A recent exhibition sponsored by the Royal National Institute for Blind People (RNIB) - Techshare Mobile in Birmingham - saw a number of producers and service providers displaying technology that aimed to give blind and partially sighted users the same experience as non-disabled people.
Olympus is about to launch a new dictaphone - the DM5 - that has been designed in conjunction with the RNIB and the British Dyslexia Association (BDA).
It has 8Gb of internal storage which can accommodate more than 2,000 hours of recording.
Since most people would never need anything like that capacity to store audio memos and the like, the device can also be used as a personal music player.
It also supports the DAISY (Digital Accessible Information System) format which the RNIB uses to encode audio books.
DAISY is also popular among people who have dyslexia, and the DM5 has been designed to meet their needs as well.
"It's intuitively designed so all of the buttons are very tactile and should be very straightforward," said Olympus product specialist, Georgina Knight.
"Once you get into the menu of the device and you scroll down to the different options, you have voice guidance, telling you what area of the device you're in."
The Olympus device includes talking menus
Some of the DM5's functions can also be controlled by voice commands: for example holding down a button and then saying "audio diary", takes you to the calendar.
Text files can also be transferred from a computer - the DM5 is PC and Mac compatible - and read aloud.
The DM5 also comes with Olympus's Sonority audio editing software that runs on both PC and Mac.
Perhaps conscious of the iPhone's built-in accessibility features - screen magnifier, screen reader and reverse contrast - Research in Motion (RIM) has introduced a screen reader for its BlackBerry Curve smartphone.
However, unlike Apple's Voiceover and Zoom, which are built into every iPhone, RIM's Oratio software has to be purchased from assistive technology specialists, Humanware.
Although not yet available in the UK, US customers currently have to pay $449 (£300) in addition to the cost of the phone.
So why not build the software into every BlackBerry and offer it at no extra cost?
According to RIM's accessibility product manager, Greg Fields, it is because the two companies are approaching the issue from different perspectives.
"If we had a desktop computer and we already owned a screen reader, there would be a different scenario," he said.
"We are smartphone vendors who don't have a desktop screen reader to port across, so we have to work with assistive technology vendors who have that expertise."
Yet another screen reader model is being trialled by Vodafone.
The Vodafone Speak service will be available early next year
Their software comes from Barcelona-based assistive technology specialists, Code Factory.
It is already being tested by blind users in Spain, and is a simplified version of Code Factory's Mobile Speak software.

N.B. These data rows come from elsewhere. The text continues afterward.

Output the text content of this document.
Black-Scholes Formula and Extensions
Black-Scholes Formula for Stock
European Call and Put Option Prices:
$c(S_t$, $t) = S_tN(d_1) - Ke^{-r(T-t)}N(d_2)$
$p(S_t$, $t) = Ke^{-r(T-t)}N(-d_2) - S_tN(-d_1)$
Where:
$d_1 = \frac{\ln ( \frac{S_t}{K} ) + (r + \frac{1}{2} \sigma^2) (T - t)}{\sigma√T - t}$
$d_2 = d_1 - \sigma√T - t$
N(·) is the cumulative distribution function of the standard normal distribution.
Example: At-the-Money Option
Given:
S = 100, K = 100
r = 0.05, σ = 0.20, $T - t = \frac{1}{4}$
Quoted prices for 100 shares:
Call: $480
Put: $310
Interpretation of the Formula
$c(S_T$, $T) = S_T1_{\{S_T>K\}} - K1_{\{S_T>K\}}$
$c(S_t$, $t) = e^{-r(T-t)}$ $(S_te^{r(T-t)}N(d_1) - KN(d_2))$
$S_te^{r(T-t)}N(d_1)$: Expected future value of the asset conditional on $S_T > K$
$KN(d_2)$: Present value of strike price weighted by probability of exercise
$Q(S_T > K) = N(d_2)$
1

It is designed to run on Nokia smartphones like the N95 that run on the Symbian operating system.
Vodafone Speak will be tried by a focus group of around 30 people and the product is due for launch in March next year.

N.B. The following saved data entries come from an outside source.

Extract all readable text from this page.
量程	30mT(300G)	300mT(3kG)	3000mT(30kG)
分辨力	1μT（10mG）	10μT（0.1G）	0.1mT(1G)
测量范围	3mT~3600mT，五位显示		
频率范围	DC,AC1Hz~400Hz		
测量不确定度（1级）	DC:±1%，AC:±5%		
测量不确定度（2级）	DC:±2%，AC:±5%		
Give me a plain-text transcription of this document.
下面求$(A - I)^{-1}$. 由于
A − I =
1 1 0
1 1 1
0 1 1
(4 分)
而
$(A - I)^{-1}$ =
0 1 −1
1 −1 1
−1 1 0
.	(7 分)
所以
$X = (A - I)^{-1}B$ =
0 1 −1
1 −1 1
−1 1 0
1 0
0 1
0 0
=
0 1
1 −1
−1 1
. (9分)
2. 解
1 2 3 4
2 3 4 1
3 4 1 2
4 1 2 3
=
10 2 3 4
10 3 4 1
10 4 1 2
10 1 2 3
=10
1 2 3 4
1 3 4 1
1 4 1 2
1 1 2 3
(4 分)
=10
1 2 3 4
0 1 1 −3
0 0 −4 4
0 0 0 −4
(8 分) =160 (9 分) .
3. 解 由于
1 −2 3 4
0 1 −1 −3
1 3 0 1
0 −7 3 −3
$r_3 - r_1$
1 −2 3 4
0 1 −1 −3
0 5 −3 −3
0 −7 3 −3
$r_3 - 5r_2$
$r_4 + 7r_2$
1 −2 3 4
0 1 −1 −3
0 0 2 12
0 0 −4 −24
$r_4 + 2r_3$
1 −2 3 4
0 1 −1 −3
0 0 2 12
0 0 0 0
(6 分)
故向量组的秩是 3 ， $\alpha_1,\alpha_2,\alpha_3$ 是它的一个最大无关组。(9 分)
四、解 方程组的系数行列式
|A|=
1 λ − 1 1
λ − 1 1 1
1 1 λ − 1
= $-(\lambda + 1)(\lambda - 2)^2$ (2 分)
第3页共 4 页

Ben Brown - Vodafone's corporate responsibility manager - said the company will probably offer the software on a 30 day free trial, after which there will be a small monthly charge of between £2 and £3.
"They [customers] will be able to get hold of the software by texting a short code to a number and then downloading it straight to their handset," he said.

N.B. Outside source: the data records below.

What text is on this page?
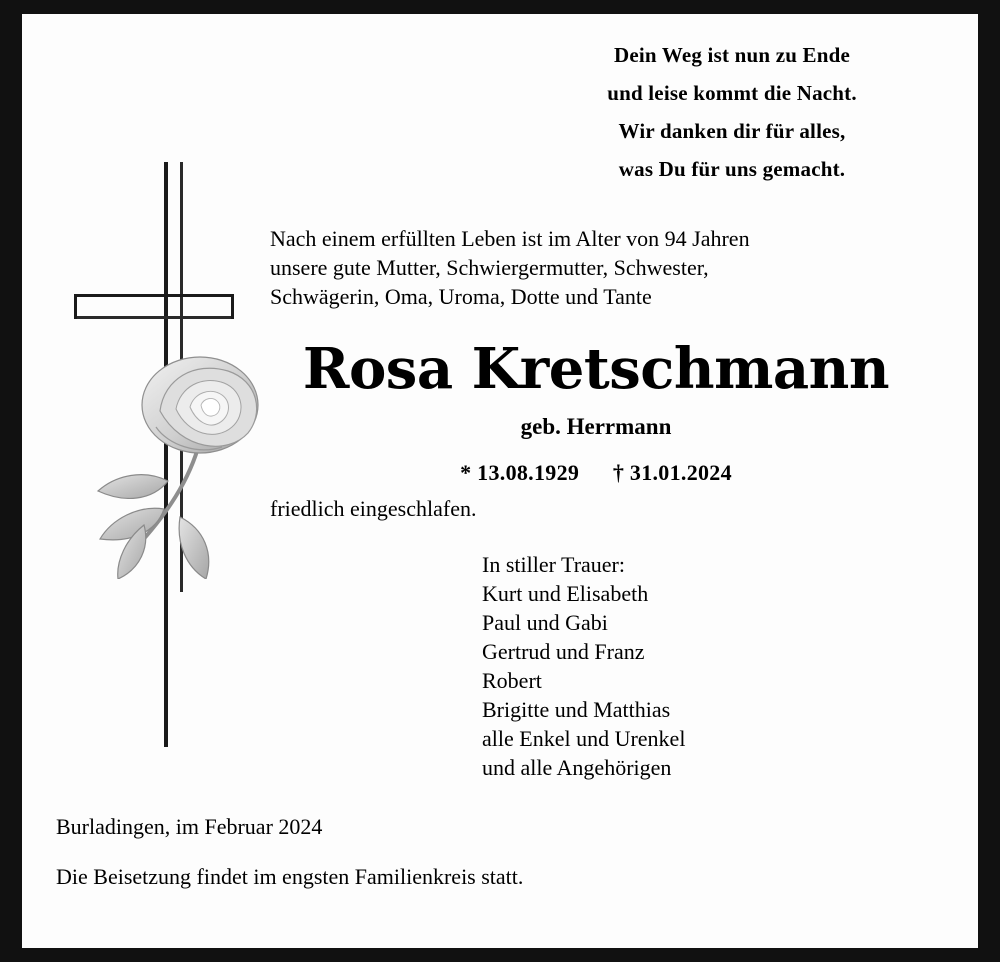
Dein Weg ist nun zu Ende
und leise kommt die Nacht.
Wir danken dir für alles,
was Du für uns gemacht.
Nach einem erfüllten Leben ist im Alter von 94 Jahren
unsere gute Mutter, Schwiergermutter, Schwester,
Schwägerin, Oma, Uroma, Dotte und Tante
Rosa Kretschmann
geb. Herrmann
* 13.08.1929 † 31.01.2024
friedlich eingeschlafen.
In stiller Trauer:
Kurt und Elisabeth
Paul und Gabi
Gertrud und Franz
Robert
Brigitte und Matthias
alle Enkel und Urenkel
und alle Angehörigen
Burladingen, im Februar 2024
Die Beisetzung findet im engsten Familienkreis statt.
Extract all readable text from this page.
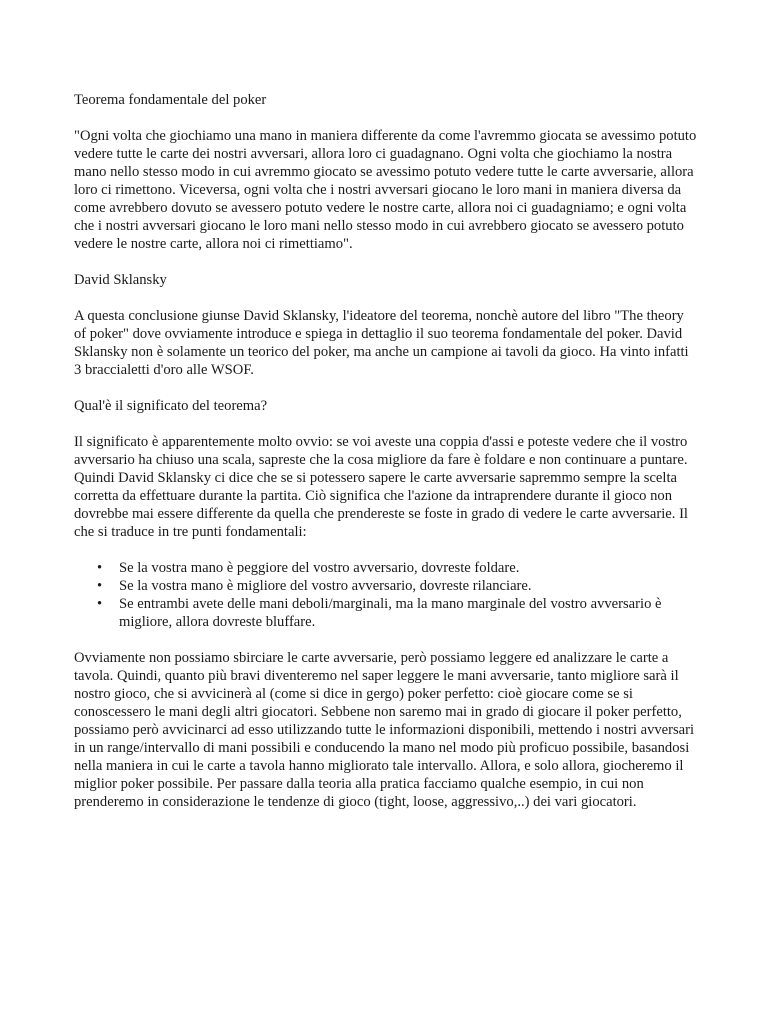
Teorema fondamentale del poker

"Ogni volta che giochiamo una mano in maniera differente da come l'avremmo giocata se avessimo potuto vedere tutte le carte dei nostri avversari, allora loro ci guadagnano. Ogni volta che giochiamo la nostra mano nello stesso modo in cui avremmo giocato se avessimo potuto vedere tutte le carte avversarie, allora loro ci rimettono. Viceversa, ogni volta che i nostri avversari giocano le loro mani in maniera diversa da come avrebbero dovuto se avessero potuto vedere le nostre carte, allora noi ci guadagniamo; e ogni volta che i nostri avversari giocano le loro mani nello stesso modo in cui avrebbero giocato se avessero potuto vedere le nostre carte, allora noi ci rimettiamo".

David Sklansky

A questa conclusione giunse David Sklansky, l'ideatore del teorema, nonchè autore del libro "The theory of poker" dove ovviamente introduce e spiega in dettaglio il suo teorema fondamentale del poker. David Sklansky non è solamente un teorico del poker, ma anche un campione ai tavoli da gioco. Ha vinto infatti 3 braccialetti d'oro alle WSOF.

Qual'è il significato del teorema?

Il significato è apparentemente molto ovvio: se voi aveste una coppia d'assi e poteste vedere che il vostro avversario ha chiuso una scala, sapreste che la cosa migliore da fare è foldare e non continuare a puntare. Quindi David Sklansky ci dice che se si potessero sapere le carte avversarie sapremmo sempre la scelta corretta da effettuare durante la partita. Ciò significa che l'azione da intraprendere durante il gioco non dovrebbe mai essere differente da quella che prendereste se foste in grado di vedere le carte avversarie. Il che si traduce in tre punti fondamentali:

• Se la vostra mano è peggiore del vostro avversario, dovreste foldare.
• Se la vostra mano è migliore del vostro avversario, dovreste rilanciare.
• Se entrambi avete delle mani deboli/marginali, ma la mano marginale del vostro avversario è migliore, allora dovreste bluffare.

Ovviamente non possiamo sbirciare le carte avversarie, però possiamo leggere ed analizzare le carte a tavola. Quindi, quanto più bravi diventeremo nel saper leggere le mani avversarie, tanto migliore sarà il nostro gioco, che si avvicinerà al (come si dice in gergo) poker perfetto: cioè giocare come se si conoscessero le mani degli altri giocatori. Sebbene non saremo mai in grado di giocare il poker perfetto, possiamo però avvicinarci ad esso utilizzando tutte le informazioni disponibili, mettendo i nostri avversari in un range/intervallo di mani possibili e conducendo la mano nel modo più proficuo possibile, basandosi nella maniera in cui le carte a tavola hanno migliorato tale intervallo. Allora, e solo allora, giocheremo il miglior poker possibile. Per passare dalla teoria alla pratica facciamo qualche esempio, in cui non prenderemo in considerazione le tendenze di gioco (tight, loose, aggressivo,..) dei vari giocatori.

Mr Brown said that retail and call-centre staff will all be trained so that they can support the product, and that Vodafone Speak will target a different type of customer.
"I think the key benefit is for beginners or intermediate users of screen readers," he said.
"We're looking for people who just want the basic functions."
Whatever the business model on offer, what is clear is that disabled people are now being valued as potential customers by big business; a decade ago this simply was not the case.